Dwayne Hallman
Analyst · Voya Financial. Please proceed with your question.
This Dwayne Hallman, I’ll talk about our reinsurance program a bit. We run a very, very strong program. In fact, from a catastrophe standpoint, we’re buying at about a one-in-375-year type event. Our attachment point is $25 million on the cat storms. The advantage we’ve had is, given all of our risk management activity our declining coastal policies, just aggressive activity over the last few years, as the reinsurance market prices have come down, we haven’t had to take that opportunity to buy more coverage, as a lot of companies have been doing in order to try to get their one-in-x up to a more acceptable level. So we’ve actually been able to take the savings and push them back into our property line, make our products more competitive, or invest in our infrastructure, et cetera. Now, to your question about alternative reinsurance structures, I’ll use an aggregate as an example. I think you’ll tend to find a lot of regional companies buying the aggregate. But given our national presence, aggregate covers are usually difficult to guess. If you’re going to go into that arena, you’ll usually need to buy it year after year and not try to guess it. So at some point, it’s just a swap of dollars on renting someone else’s balance sheet.

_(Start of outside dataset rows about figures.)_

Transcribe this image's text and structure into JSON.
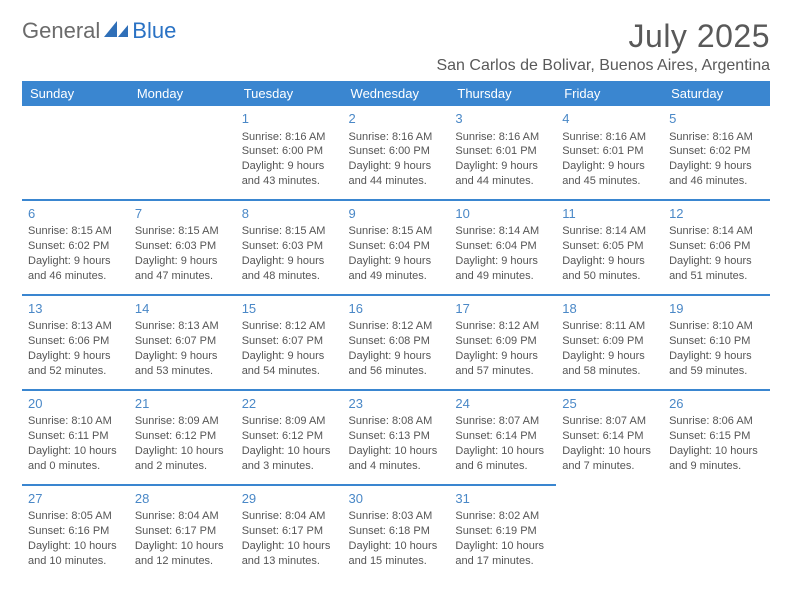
{
  "logo": {
    "text1": "General",
    "text2": "Blue"
  },
  "title": "July 2025",
  "location": "San Carlos de Bolivar, Buenos Aires, Argentina",
  "colors": {
    "header_bg": "#3a86d0",
    "header_text": "#ffffff",
    "daynum": "#4a88c7",
    "body_text": "#555555",
    "title_text": "#595959",
    "row_divider": "#3a86d0",
    "logo_gray": "#6b6b6b",
    "logo_blue": "#2a72c4"
  },
  "weekdays": [
    "Sunday",
    "Monday",
    "Tuesday",
    "Wednesday",
    "Thursday",
    "Friday",
    "Saturday"
  ],
  "weeks": [
    [
      null,
      null,
      {
        "n": "1",
        "l": [
          "Sunrise: 8:16 AM",
          "Sunset: 6:00 PM",
          "Daylight: 9 hours",
          "and 43 minutes."
        ]
      },
      {
        "n": "2",
        "l": [
          "Sunrise: 8:16 AM",
          "Sunset: 6:00 PM",
          "Daylight: 9 hours",
          "and 44 minutes."
        ]
      },
      {
        "n": "3",
        "l": [
          "Sunrise: 8:16 AM",
          "Sunset: 6:01 PM",
          "Daylight: 9 hours",
          "and 44 minutes."
        ]
      },
      {
        "n": "4",
        "l": [
          "Sunrise: 8:16 AM",
          "Sunset: 6:01 PM",
          "Daylight: 9 hours",
          "and 45 minutes."
        ]
      },
      {
        "n": "5",
        "l": [
          "Sunrise: 8:16 AM",
          "Sunset: 6:02 PM",
          "Daylight: 9 hours",
          "and 46 minutes."
        ]
      }
    ],
    [
      {
        "n": "6",
        "l": [
          "Sunrise: 8:15 AM",
          "Sunset: 6:02 PM",
          "Daylight: 9 hours",
          "and 46 minutes."
        ]
      },
      {
        "n": "7",
        "l": [
          "Sunrise: 8:15 AM",
          "Sunset: 6:03 PM",
          "Daylight: 9 hours",
          "and 47 minutes."
        ]
      },
      {
        "n": "8",
        "l": [
          "Sunrise: 8:15 AM",
          "Sunset: 6:03 PM",
          "Daylight: 9 hours",
          "and 48 minutes."
        ]
      },
      {
        "n": "9",
        "l": [
          "Sunrise: 8:15 AM",
          "Sunset: 6:04 PM",
          "Daylight: 9 hours",
          "and 49 minutes."
        ]
      },
      {
        "n": "10",
        "l": [
          "Sunrise: 8:14 AM",
          "Sunset: 6:04 PM",
          "Daylight: 9 hours",
          "and 49 minutes."
        ]
      },
      {
        "n": "11",
        "l": [
          "Sunrise: 8:14 AM",
          "Sunset: 6:05 PM",
          "Daylight: 9 hours",
          "and 50 minutes."
        ]
      },
      {
        "n": "12",
        "l": [
          "Sunrise: 8:14 AM",
          "Sunset: 6:06 PM",
          "Daylight: 9 hours",
          "and 51 minutes."
        ]
      }
    ],
    [
      {
        "n": "13",
        "l": [
          "Sunrise: 8:13 AM",
          "Sunset: 6:06 PM",
          "Daylight: 9 hours",
          "and 52 minutes."
        ]
      },
      {
        "n": "14",
        "l": [
          "Sunrise: 8:13 AM",
          "Sunset: 6:07 PM",
          "Daylight: 9 hours",
          "and 53 minutes."
        ]
      },
      {
        "n": "15",
        "l": [
          "Sunrise: 8:12 AM",
          "Sunset: 6:07 PM",
          "Daylight: 9 hours",
          "and 54 minutes."
        ]
      },
      {
        "n": "16",
        "l": [
          "Sunrise: 8:12 AM",
          "Sunset: 6:08 PM",
          "Daylight: 9 hours",
          "and 56 minutes."
        ]
      },
      {
        "n": "17",
        "l": [
          "Sunrise: 8:12 AM",
          "Sunset: 6:09 PM",
          "Daylight: 9 hours",
          "and 57 minutes."
        ]
      },
      {
        "n": "18",
        "l": [
          "Sunrise: 8:11 AM",
          "Sunset: 6:09 PM",
          "Daylight: 9 hours",
          "and 58 minutes."
        ]
      },
      {
        "n": "19",
        "l": [
          "Sunrise: 8:10 AM",
          "Sunset: 6:10 PM",
          "Daylight: 9 hours",
          "and 59 minutes."
        ]
      }
    ],
    [
      {
        "n": "20",
        "l": [
          "Sunrise: 8:10 AM",
          "Sunset: 6:11 PM",
          "Daylight: 10 hours",
          "and 0 minutes."
        ]
      },
      {
        "n": "21",
        "l": [
          "Sunrise: 8:09 AM",
          "Sunset: 6:12 PM",
          "Daylight: 10 hours",
          "and 2 minutes."
        ]
      },
      {
        "n": "22",
        "l": [
          "Sunrise: 8:09 AM",
          "Sunset: 6:12 PM",
          "Daylight: 10 hours",
          "and 3 minutes."
        ]
      },
      {
        "n": "23",
        "l": [
          "Sunrise: 8:08 AM",
          "Sunset: 6:13 PM",
          "Daylight: 10 hours",
          "and 4 minutes."
        ]
      },
      {
        "n": "24",
        "l": [
          "Sunrise: 8:07 AM",
          "Sunset: 6:14 PM",
          "Daylight: 10 hours",
          "and 6 minutes."
        ]
      },
      {
        "n": "25",
        "l": [
          "Sunrise: 8:07 AM",
          "Sunset: 6:14 PM",
          "Daylight: 10 hours",
          "and 7 minutes."
        ]
      },
      {
        "n": "26",
        "l": [
          "Sunrise: 8:06 AM",
          "Sunset: 6:15 PM",
          "Daylight: 10 hours",
          "and 9 minutes."
        ]
      }
    ],
    [
      {
        "n": "27",
        "l": [
          "Sunrise: 8:05 AM",
          "Sunset: 6:16 PM",
          "Daylight: 10 hours",
          "and 10 minutes."
        ]
      },
      {
        "n": "28",
        "l": [
          "Sunrise: 8:04 AM",
          "Sunset: 6:17 PM",
          "Daylight: 10 hours",
          "and 12 minutes."
        ]
      },
      {
        "n": "29",
        "l": [
          "Sunrise: 8:04 AM",
          "Sunset: 6:17 PM",
          "Daylight: 10 hours",
          "and 13 minutes."
        ]
      },
      {
        "n": "30",
        "l": [
          "Sunrise: 8:03 AM",
          "Sunset: 6:18 PM",
          "Daylight: 10 hours",
          "and 15 minutes."
        ]
      },
      {
        "n": "31",
        "l": [
          "Sunrise: 8:02 AM",
          "Sunset: 6:19 PM",
          "Daylight: 10 hours",
          "and 17 minutes."
        ]
      },
      null,
      null
    ]
  ]
}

And given the strength of our balance sheet and our P&C operations, I don’t need to pay someone else for their balance sheet. As far as one-off events, I’m not sure exactly what you’re referring to, unless you’re maybe talking about a concentration of risk. But once again, with our risk management activities, that’s really not an issue for us. And with our basically – except for some tenant policies, maybe one or two property policies left, when it comes to Florida, I really don’t need to design a separate program just for Florida, because I’m basically not there anymore from a property perspective. And in fact, with that exit, we’ve eliminated our exposure to probably the worst reinsurer in the marketplace, which is the Florida Hurricane Cap Fund. So with our balance sheet excess capital, our reinsurance structure; given our national presence, I think we got a great reinsurance program in place.